I actually upgraded to Windows 11 specifically because I was told they fixed HDR. I do have an RX7600 so it's technically "last gen" but I'm running DP (I have no idea which version but it has to be at least 1.4 because it runs 1080p at 180Hz). Washed out SDR content isn't that bad, I actually didn't even notice until I dragged a window playing SDR content to my second monitor that doesn't have HDR and the blacks looked, well, blacker. I don't doubt that it's worse on Linux, I wasn't trying to defend it. Just wanted to point out that it seems like no OS that isn't designed to run only on TVs gives a crap about the HDR experience.
Man, I hated it. The only reason I give Windows (and GPU manufacturers, I suppose) credit for improving it this gen is that I was trying to output PC games to a HDR TV fairly early on and I ended up having to choose between the crappy SDR output or playing worse looking games on console with HDR enabled and it was a dealbreaker. It is a godsend to be able to leave HDR on all the time on my monitors and just... not have to think about it.
SDR for me now either looks fine as-is or is picked up by AutoHDR and remapped. It now works as I would expect, and at high framerates and resolutions, too, as it seemed to automatically pick out the right type of DSC to fit my setup.

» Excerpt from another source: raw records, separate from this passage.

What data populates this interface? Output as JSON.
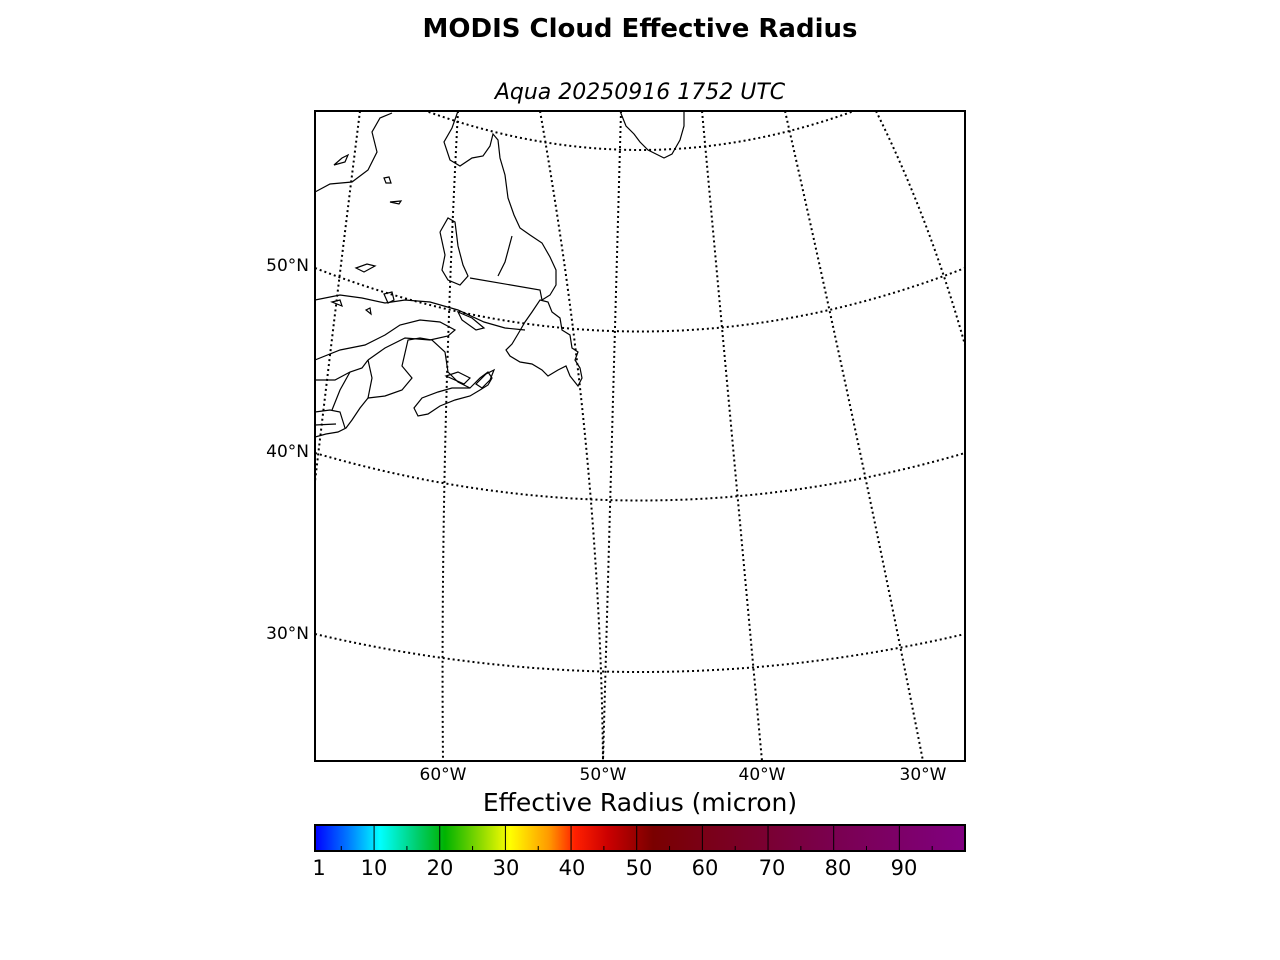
{
  "title": "MODIS Cloud Effective Radius",
  "subtitle": "Aqua 20250916 1752 UTC",
  "map": {
    "projection": "conic",
    "latitude_labels": [
      "50°N",
      "40°N",
      "30°N"
    ],
    "longitude_labels": [
      "60°W",
      "50°W",
      "40°W",
      "30°W"
    ],
    "graticule_style": "dotted",
    "data_present": false
  },
  "colorbar": {
    "label": "Effective Radius (micron)",
    "ticks": [
      "1",
      "10",
      "20",
      "30",
      "40",
      "50",
      "60",
      "70",
      "80",
      "90"
    ],
    "range": [
      1,
      100
    ],
    "colors": [
      "#0000ff",
      "#0033ff",
      "#0066ff",
      "#0099ff",
      "#00ccff",
      "#00ffff",
      "#00e6aa",
      "#00cc66",
      "#00b300",
      "#66cc00",
      "#ccee00",
      "#ffff00",
      "#ffcc00",
      "#ff9900",
      "#ff6600",
      "#ff0000",
      "#dd0000",
      "#bb0000",
      "#800000",
      "#7a0020",
      "#750040",
      "#800080"
    ]
  }
}
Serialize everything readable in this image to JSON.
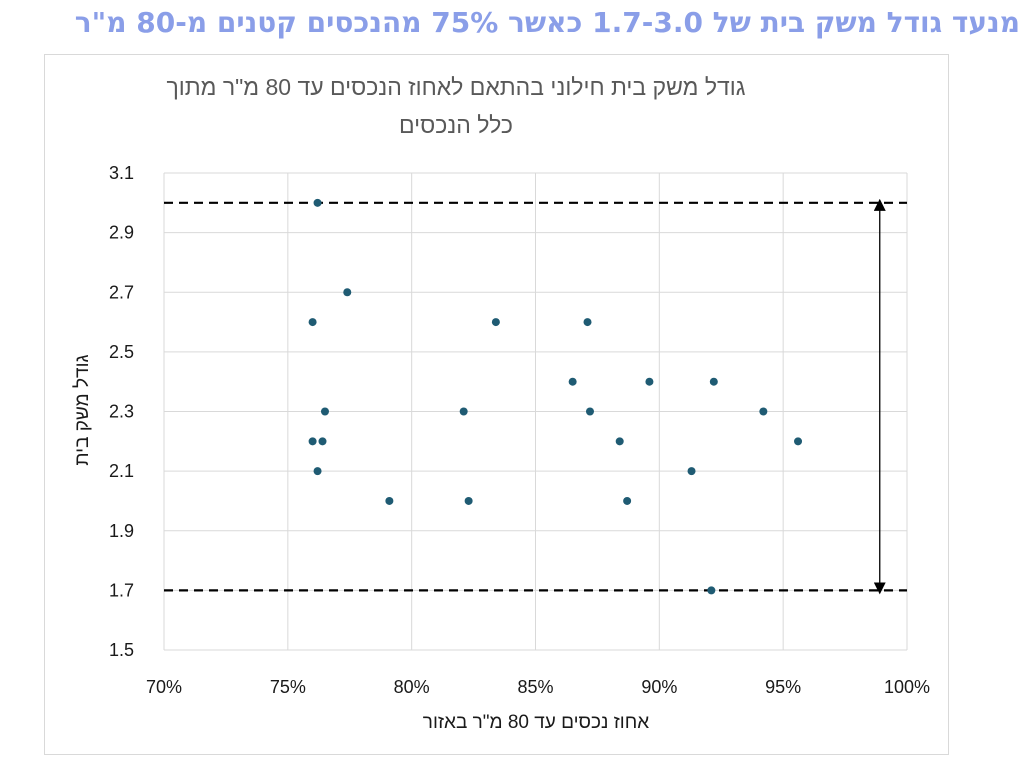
{
  "headline": "מנעד גודל משק בית של 1.7-3.0 כאשר 75% מהנכסים קטנים מ-80 מ\"ר",
  "colors": {
    "headline": "#8a9ee8",
    "point": "#1f5b73",
    "grid": "#d9d9d9",
    "reference_line": "#000000"
  },
  "chart_data": {
    "type": "scatter",
    "title_lines": [
      "גודל משק בית חילוני בהתאם לאחוז הנכסים עד 80 מ\"ר מתוך",
      "כלל הנכסים"
    ],
    "xlabel": "אחוז נכסים עד 80 מ\"ר באזור",
    "ylabel": "גודל משק בית",
    "xlim": [
      0.7,
      1.0
    ],
    "ylim": [
      1.5,
      3.1
    ],
    "x_ticks": [
      {
        "value": 0.7,
        "label": "70%"
      },
      {
        "value": 0.75,
        "label": "75%"
      },
      {
        "value": 0.8,
        "label": "80%"
      },
      {
        "value": 0.85,
        "label": "85%"
      },
      {
        "value": 0.9,
        "label": "90%"
      },
      {
        "value": 0.95,
        "label": "95%"
      },
      {
        "value": 1.0,
        "label": "100%"
      }
    ],
    "y_ticks": [
      {
        "value": 1.5,
        "label": "1.5"
      },
      {
        "value": 1.7,
        "label": "1.7"
      },
      {
        "value": 1.9,
        "label": "1.9"
      },
      {
        "value": 2.1,
        "label": "2.1"
      },
      {
        "value": 2.3,
        "label": "2.3"
      },
      {
        "value": 2.5,
        "label": "2.5"
      },
      {
        "value": 2.7,
        "label": "2.7"
      },
      {
        "value": 2.9,
        "label": "2.9"
      },
      {
        "value": 3.1,
        "label": "3.1"
      }
    ],
    "grid": true,
    "points": [
      {
        "x": 0.762,
        "y": 3.0
      },
      {
        "x": 0.774,
        "y": 2.7
      },
      {
        "x": 0.76,
        "y": 2.6
      },
      {
        "x": 0.765,
        "y": 2.3
      },
      {
        "x": 0.76,
        "y": 2.2
      },
      {
        "x": 0.764,
        "y": 2.2
      },
      {
        "x": 0.762,
        "y": 2.1
      },
      {
        "x": 0.791,
        "y": 2.0
      },
      {
        "x": 0.821,
        "y": 2.3
      },
      {
        "x": 0.823,
        "y": 2.0
      },
      {
        "x": 0.834,
        "y": 2.6
      },
      {
        "x": 0.865,
        "y": 2.4
      },
      {
        "x": 0.871,
        "y": 2.6
      },
      {
        "x": 0.872,
        "y": 2.3
      },
      {
        "x": 0.884,
        "y": 2.2
      },
      {
        "x": 0.887,
        "y": 2.0
      },
      {
        "x": 0.896,
        "y": 2.4
      },
      {
        "x": 0.913,
        "y": 2.1
      },
      {
        "x": 0.922,
        "y": 2.4
      },
      {
        "x": 0.921,
        "y": 1.7
      },
      {
        "x": 0.942,
        "y": 2.3
      },
      {
        "x": 0.956,
        "y": 2.2
      }
    ],
    "reference_lines_y": [
      3.0,
      1.7
    ],
    "range_arrow": {
      "x": 0.989,
      "from": 3.0,
      "to": 1.7
    }
  }
}
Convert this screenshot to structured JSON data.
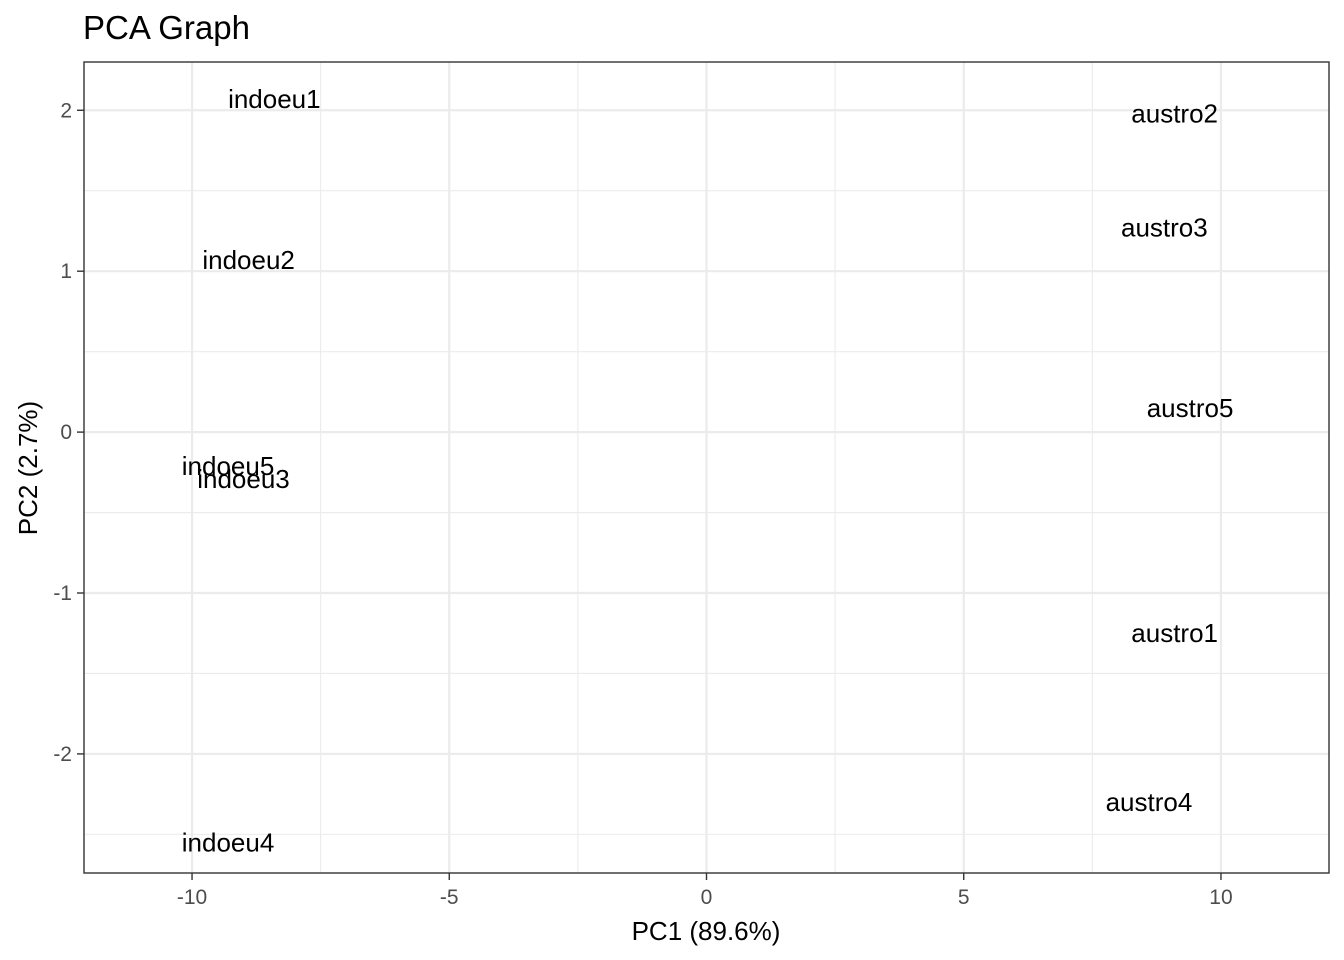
{
  "chart_data": {
    "type": "scatter",
    "title": "PCA Graph",
    "xlabel": "PC1 (89.6%)",
    "ylabel": "PC2 (2.7%)",
    "xlim": [
      -12.1,
      12.1
    ],
    "ylim": [
      -2.74,
      2.3
    ],
    "xticks": [
      -10,
      -5,
      0,
      5,
      10
    ],
    "yticks": [
      -2,
      -1,
      0,
      1,
      2
    ],
    "grid": true,
    "colors": {
      "text": "#000000",
      "tick_text": "#4d4d4d",
      "grid": "#ebebeb",
      "border": "#333333"
    },
    "points": [
      {
        "label": "indoeu1",
        "x": -8.4,
        "y": 2.07
      },
      {
        "label": "indoeu2",
        "x": -8.9,
        "y": 1.07
      },
      {
        "label": "indoeu3",
        "x": -9.0,
        "y": -0.29
      },
      {
        "label": "indoeu4",
        "x": -9.3,
        "y": -2.55
      },
      {
        "label": "indoeu5",
        "x": -9.3,
        "y": -0.21
      },
      {
        "label": "austro1",
        "x": 9.1,
        "y": -1.25
      },
      {
        "label": "austro2",
        "x": 9.1,
        "y": 1.98
      },
      {
        "label": "austro3",
        "x": 8.9,
        "y": 1.27
      },
      {
        "label": "austro4",
        "x": 8.6,
        "y": -2.3
      },
      {
        "label": "austro5",
        "x": 9.4,
        "y": 0.15
      }
    ]
  }
}
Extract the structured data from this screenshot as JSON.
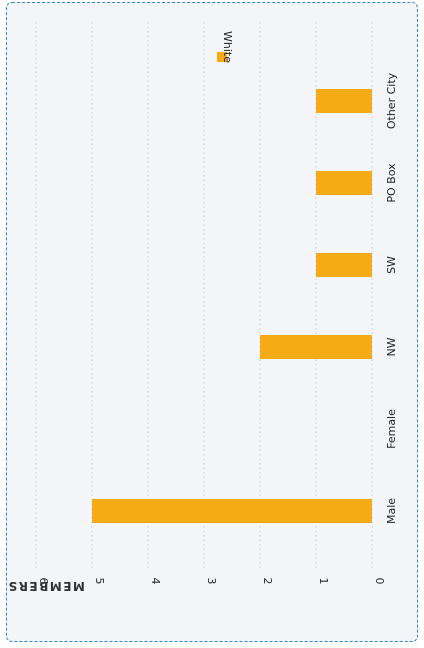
{
  "chart_data": {
    "type": "bar",
    "orientation": "rotated-90",
    "categories": [
      "Male",
      "Female",
      "NW",
      "SW",
      "PO Box",
      "Other City"
    ],
    "series": [
      {
        "name": "White",
        "values": [
          5,
          0,
          2,
          1,
          1,
          1
        ],
        "color": "#f5ab16"
      }
    ],
    "ylabel": "MEMBERS",
    "xlabel": "",
    "title": "",
    "ylim": [
      0,
      6
    ],
    "yticks": [
      0,
      1,
      2,
      3,
      4,
      5,
      6
    ],
    "grid": true,
    "legend_position": "top-right"
  }
}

I'll be honest, when I got a high refresh rate monitor I was completely sure I wasn't going to be able to get it all working at once, based on previous experience, but it just did. It sucks to learn that experience isn't universal. Especially since the RX7600 should have all the hardware it needs to do this. That integrated AMD GPU I mentioned did it all just fine out of the box for me as well and is of that same generation, the 7600 should work the same way.
The temptation is to try to troubleshoot it with you and suggest it's a setup issue, but my entire point here is that it should work out of the box every time, or at least tell you what to push to change it if it's supported, I don't care what OS we're talking about.
I am only saying that I rarely have an issue. Even HiDPI and scaling works just fine for me. The only annoying issue I am having is that the Ctrl keys are not working in a VMWare remote desktop session when using barrier with another machine being the server.
HiDPI and per-screen scaling work well on my Wayland KDE Plasma install, too. The addition of the word "even" there is telling, though, and if I had chosen to stick to a different combo of distro, DE and compositor I would be annoyed by that on the daily. And that would be an issue.
That's what I'm trying to impress here. You can tinker until you find a setup that works for you, I'm not questioning that. But "I've solved all the issues over the past decade of tweaking this setup" is not the same as "there are no issues", and it's important to acknowledge the difference if you're going to be out there recommending that every normie user shifts to Linux.